Just don’t expect White and his players to talk much about that along the way.

White believes too much focus last season inside the Bulldogs’ program was on making the 68-team field and he told the Georgia athletic board last week that “backfired a little bit.”

He’s approaching the new season with a team that currently includes seven newcomers and just three scholarship holdovers by focusing on the process, not the end result.

At least one national analyst thinks the team that White and his staff have assembled is in the conversation to make the tournament. Jon Rothstein of CBS Sports puts Georgia at No. 42 of his top 45 teams. ESPN’s Joe Lunardi has nine SEC teams in his most recent NCAA Tournament projection but not Georgia.

“I think we’ve got a chance to be very good,” said White, whose second Georgia team finished 20-17 last season and reached the NIT semifinals.

Georgia has added five transfers led by guard Tyrin Lawrence from Vanderbilt.

The class is ranked No. 6 in the nation by On3, but No. 51 by EvanMiya.com.

Georgia has the No. 9 ranked recruiting class with just two signees, both in the top 50 overall: five-star power forward Asa Newell and four-star 6-10, 260-pound center Somto Cyril. It is expected to add a third Wednesday when three-star guard Jordyn Kee from Fort Lauderdale announces his commitment.

Newell, Cyril and Appalachian State 6-9 transfer Justin Abson will give Georgia a presence around the basket. Cyril “plays angry around the rim.”

“We’ll be able to clean up mistakes defensively that we make by having some rim protection and shot blocking,” White said. “We’ll be much better on the offensive glass overall rebounding, overall defensively. Scoring on the interior.”

Cyril signed with Georgia and also put his name in the NBA draft pool, but with the deadline to withdraw Wednesday, White said he expected the Overtime Elite product to play for the Bulldogs

“We expect him to be at Georgia but we’re going to support any decision that he makes,” White said Tuesday.

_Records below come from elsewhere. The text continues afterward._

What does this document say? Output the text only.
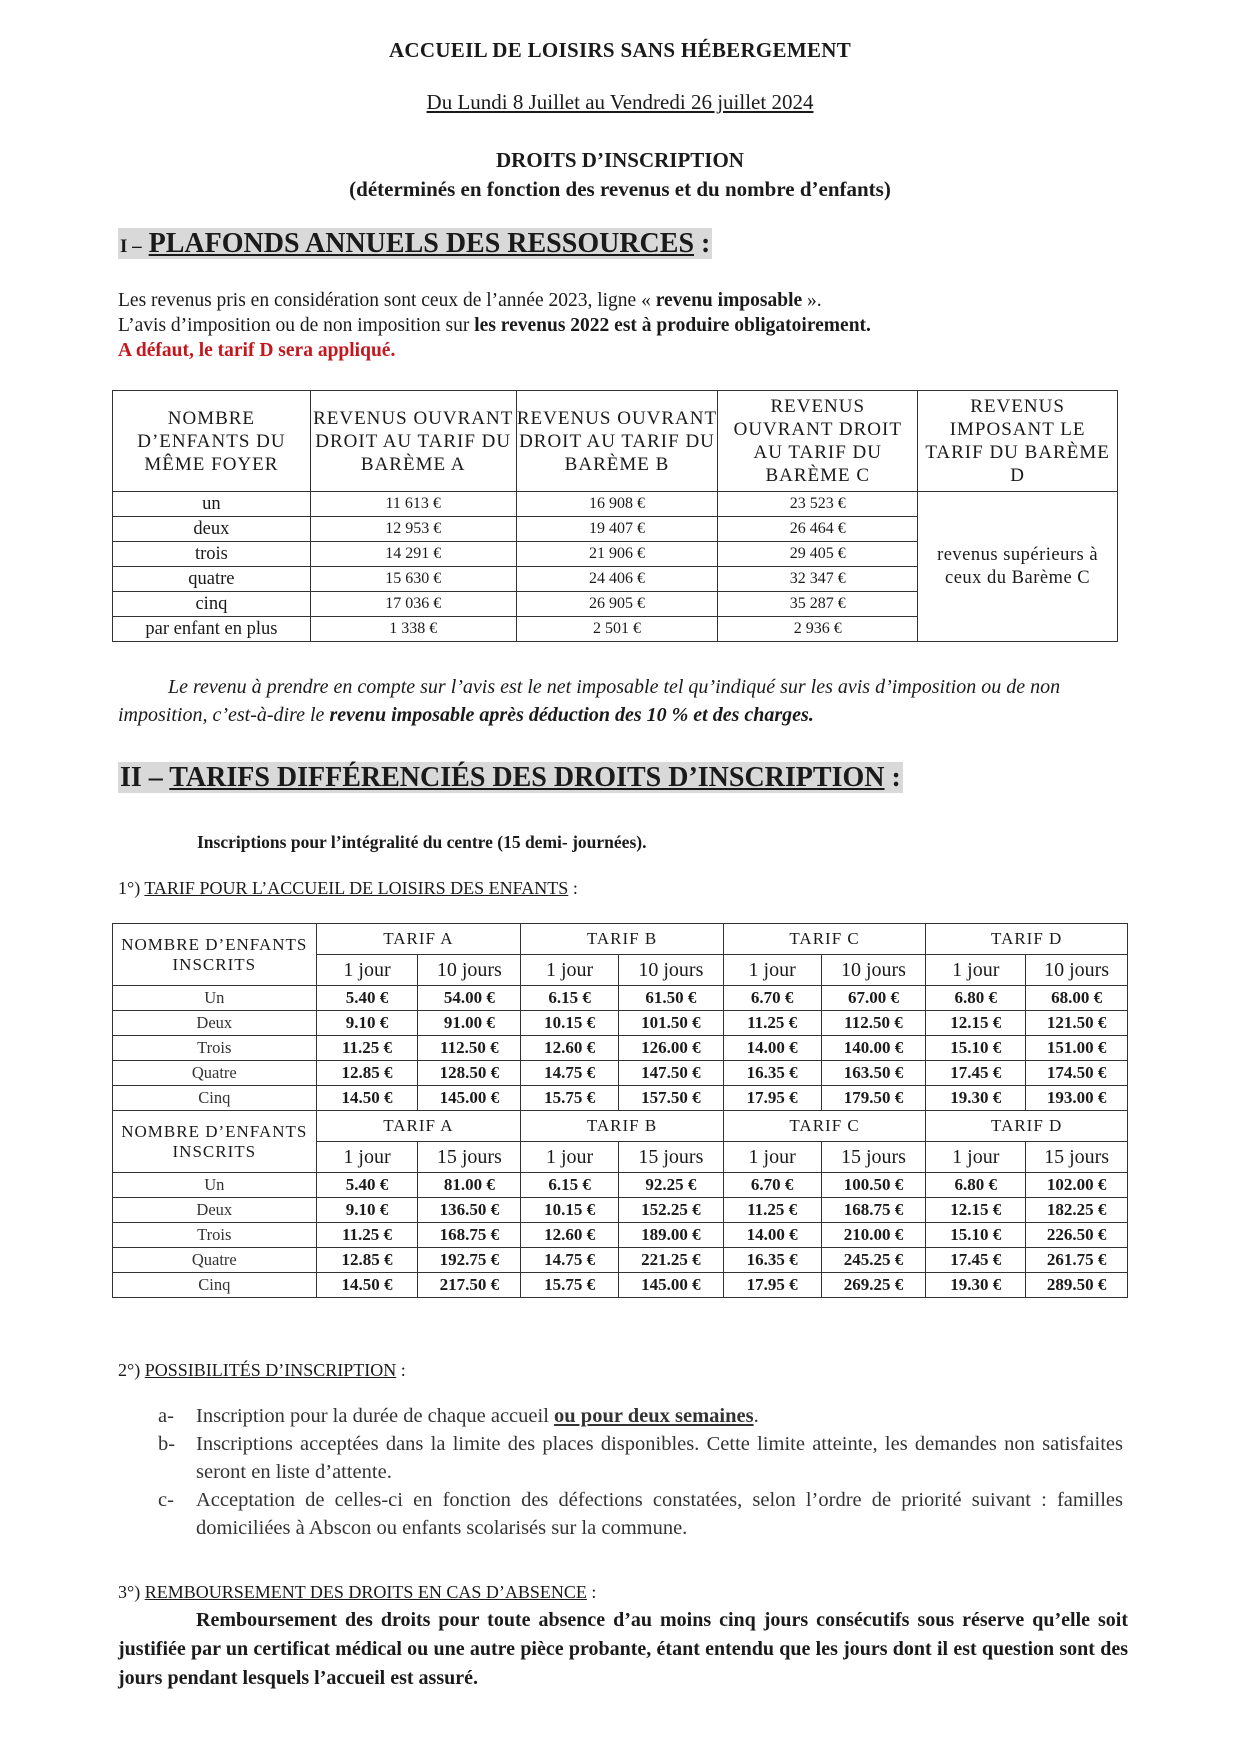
ACCUEIL DE LOISIRS SANS HÉBERGEMENT
Du Lundi 8 Juillet au Vendredi 26 juillet 2024
DROITS D’INSCRIPTION
(déterminés en fonction des revenus et du nombre d’enfants)
I – PLAFONDS ANNUELS DES RESSOURCES :
Les revenus pris en considération sont ceux de l’année 2023, ligne « revenu imposable ».
L’avis d’imposition ou de non imposition sur les revenus 2022 est à produire obligatoirement.
A défaut, le tarif D sera appliqué.
NOMBRE D’ENFANTS DU MÊME FOYER	REVENUS OUVRANT DROIT AU TARIF DU BARÈME A	REVENUS OUVRANT DROIT AU TARIF DU BARÈME B	REVENUS OUVRANT DROIT AU TARIF DU BARÈME C	REVENUS IMPOSANT LE TARIF DU BARÈME D
un	11 613 €	16 908 €	23 523 €	revenus supérieurs à ceux du Barème C
deux	12 953 €	19 407 €	26 464 €	
trois	14 291 €	21 906 €	29 405 €	
quatre	15 630 €	24 406 €	32 347 €	
cinq	17 036 €	26 905 €	35 287 €	
par enfant en plus	1 338 €	2 501 €	2 936 €	
Le revenu à prendre en compte sur l’avis est le net imposable tel qu’indiqué sur les avis d’imposition ou de non imposition, c’est-à-dire le revenu imposable après déduction des 10 % et des charges.
II – TARIFS DIFFÉRENCIÉS DES DROITS D’INSCRIPTION :
Inscriptions pour l’intégralité du centre (15 demi- journées).
1°) TARIF POUR L’ACCUEIL DE LOISIRS DES ENFANTS :
NOMBRE D’ENFANTS INSCRITS	TARIF A		TARIF B		TARIF C		TARIF D	
	1 jour	10 jours	1 jour	10 jours	1 jour	10 jours	1 jour	10 jours
Un	5.40 €	54.00 €	6.15 €	61.50 €	6.70 €	67.00 €	6.80 €	68.00 €
Deux	9.10 €	91.00 €	10.15 €	101.50 €	11.25 €	112.50 €	12.15 €	121.50 €
Trois	11.25 €	112.50 €	12.60 €	126.00 €	14.00 €	140.00 €	15.10 €	151.00 €
Quatre	12.85 €	128.50 €	14.75 €	147.50 €	16.35 €	163.50 €	17.45 €	174.50 €
Cinq	14.50 €	145.00 €	15.75 €	157.50 €	17.95 €	179.50 €	19.30 €	193.00 €
NOMBRE D’ENFANTS INSCRITS	TARIF A		TARIF B		TARIF C		TARIF D	
	1 jour	15 jours	1 jour	15 jours	1 jour	15 jours	1 jour	15 jours
Un	5.40 €	81.00 €	6.15 €	92.25 €	6.70 €	100.50 €	6.80 €	102.00 €
Deux	9.10 €	136.50 €	10.15 €	152.25 €	11.25 €	168.75 €	12.15 €	182.25 €
Trois	11.25 €	168.75 €	12.60 €	189.00 €	14.00 €	210.00 €	15.10 €	226.50 €
Quatre	12.85 €	192.75 €	14.75 €	221.25 €	16.35 €	245.25 €	17.45 €	261.75 €
Cinq	14.50 €	217.50 €	15.75 €	145.00 €	17.95 €	269.25 €	19.30 €	289.50 €
2°) POSSIBILITÉS D’INSCRIPTION :
a-	Inscription pour la durée de chaque accueil ou pour deux semaines.
b-	Inscriptions acceptées dans la limite des places disponibles. Cette limite atteinte, les demandes non satisfaites seront en liste d’attente.
c-	Acceptation de celles-ci en fonction des défections constatées, selon l’ordre de priorité suivant : familles domiciliées à Abscon ou enfants scolarisés sur la commune.
3°) REMBOURSEMENT DES DROITS EN CAS D’ABSENCE :
Remboursement des droits pour toute absence d’au moins cinq jours consécutifs sous réserve qu’elle soit justifiée par un certificat médical ou une autre pièce probante, étant entendu que les jours dont il est question sont des jours pendant lesquels l’accueil est assuré.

Lawrence and Mount St. Mary’s guard Dakota Leffew bring “veteran guards with ball skills that give us versatility in the backcourt.” Georgia also signed Clemson forward RJ Godfrey and another Mount St. Mary’s guard in De’Shayne Montgomery, but White said he never talked to either Montgomery or Leffew about coming along to Georgia with the other.

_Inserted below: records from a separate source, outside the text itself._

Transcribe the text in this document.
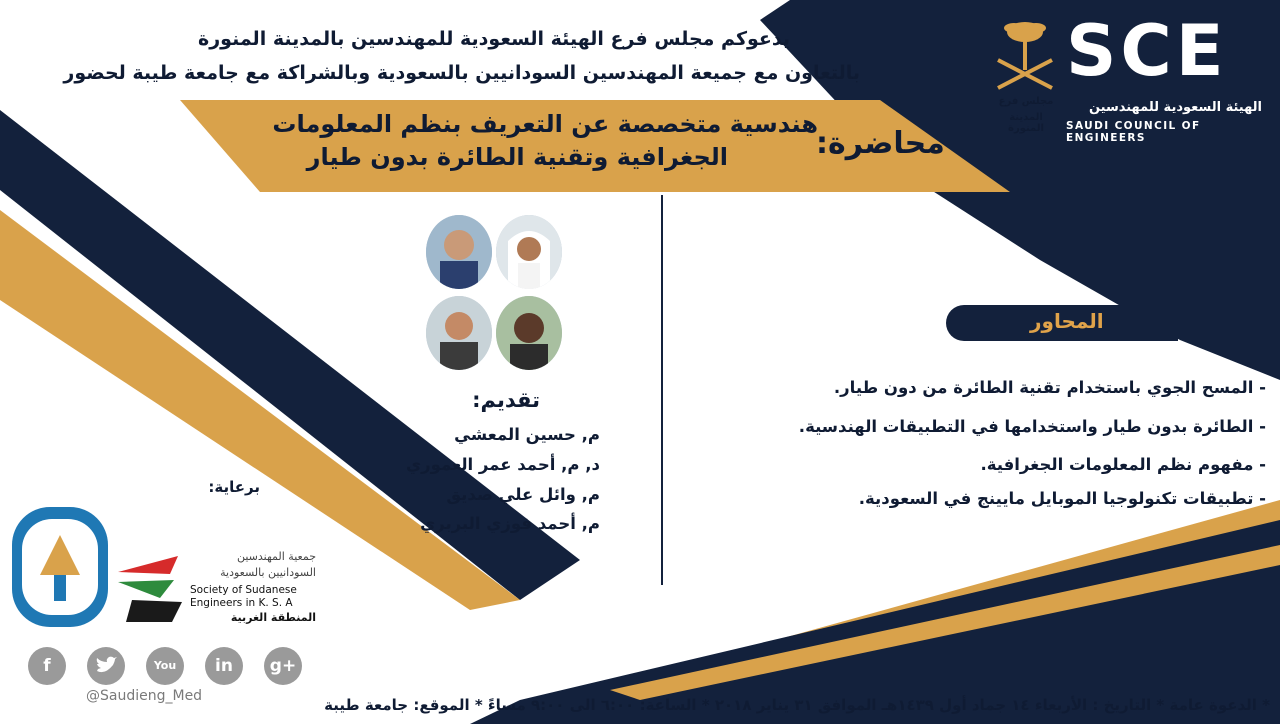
يدعوكم مجلس فرع الهيئة السعودية للمهندسين بالمدينة المنورة
بالتعاون مع جميعة المهندسين السودانيين بالسعودية وبالشراكة مع جامعة طيبة لحضور
محاضرة:
هندسية متخصصة عن التعريف بنظم المعلومات
الجغرافية وتقنية الطائرة بدون طيار
SCE
الهيئة السعودية للمهندسين
SAUDI COUNCIL OF ENGINEERS
مجلس فرع
المدينة المنورة
المحاور
- المسح الجوي باستخدام تقنية الطائرة من دون طيار.
- الطائرة بدون طيار واستخدامها في التطبيقات الهندسية.
- مفهوم نظم المعلومات الجغرافية.
- تطبيقات تكنولوجيا الموبايل مايينج في السعودية.
تقديم:
م, حسين المعشي
د, م, أحمد عمر العموري
م, وائل علي صديق
م, أحمد فوزي البربري
برعاية:
جمعية المهندسين
السودانيين بالسعودية
Society of Sudanese
Engineers in K. S. A
المنطقة الغربية
f	You	in	g+
@Saudieng_Med	* الدعوة عامة * التاريخ : الأربعاء ١٤ جماد أول ١٤٣٩هـ الموافق ٣١ يناير ٢٠١٨ * الساعة: ٦:٠٠ الى ٩:٠٠ مساءً * الموقع: جامعة طيبة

“We recruited Dakota for Dakota and De’Shayne for De’Shayne,” White said. “We looked at their situations as separate and we respected their own individual processes.”

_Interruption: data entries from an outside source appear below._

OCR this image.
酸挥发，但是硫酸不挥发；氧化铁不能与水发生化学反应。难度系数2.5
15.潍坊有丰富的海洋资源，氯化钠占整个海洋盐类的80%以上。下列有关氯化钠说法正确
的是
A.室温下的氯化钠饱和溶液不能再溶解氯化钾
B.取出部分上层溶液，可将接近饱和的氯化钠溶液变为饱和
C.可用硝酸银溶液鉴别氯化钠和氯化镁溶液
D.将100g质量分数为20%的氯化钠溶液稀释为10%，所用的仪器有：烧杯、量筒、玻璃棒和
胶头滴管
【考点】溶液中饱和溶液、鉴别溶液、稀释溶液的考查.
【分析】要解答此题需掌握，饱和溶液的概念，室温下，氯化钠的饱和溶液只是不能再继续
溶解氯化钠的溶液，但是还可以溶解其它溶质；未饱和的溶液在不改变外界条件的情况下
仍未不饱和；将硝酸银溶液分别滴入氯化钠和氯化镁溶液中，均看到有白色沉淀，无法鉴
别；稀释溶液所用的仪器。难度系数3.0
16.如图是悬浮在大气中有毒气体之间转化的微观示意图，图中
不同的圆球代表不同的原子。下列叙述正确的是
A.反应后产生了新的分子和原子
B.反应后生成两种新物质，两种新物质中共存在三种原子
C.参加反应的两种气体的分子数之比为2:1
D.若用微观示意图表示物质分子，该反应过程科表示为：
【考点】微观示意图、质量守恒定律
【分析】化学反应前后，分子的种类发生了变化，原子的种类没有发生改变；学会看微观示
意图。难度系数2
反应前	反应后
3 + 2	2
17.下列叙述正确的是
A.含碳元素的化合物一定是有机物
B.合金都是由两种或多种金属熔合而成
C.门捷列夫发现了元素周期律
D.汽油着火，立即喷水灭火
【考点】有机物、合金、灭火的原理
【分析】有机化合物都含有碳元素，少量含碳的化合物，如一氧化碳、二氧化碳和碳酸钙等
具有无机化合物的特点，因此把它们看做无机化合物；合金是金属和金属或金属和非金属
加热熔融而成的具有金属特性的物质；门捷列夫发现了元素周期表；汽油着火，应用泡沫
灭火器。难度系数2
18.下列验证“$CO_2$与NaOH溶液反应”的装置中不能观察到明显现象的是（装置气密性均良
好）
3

White expects most of his roster for next season on campus by the end of this coming weekend.

"I think we’re all very excited with the additions from the portal, with the additions from high school kids," Georgia athletic director Josh Brooks said. "I feel we have a very talented roster and now it’s just time to go to work and get ready for next year.”

White has flipped Georgia’s roster three years in a row now but thinks the Bulldogs may be “20 to 30 percent” less reliant on the transfer portal next offseason with the extra COVID eligibility year running out.

“Until we get Georgia consistently going to an NCAA Tournament, we’ll probably have more movement than we’d like to have,” White said. “That said though I think across the board the days of not losing guys in the spring are over.”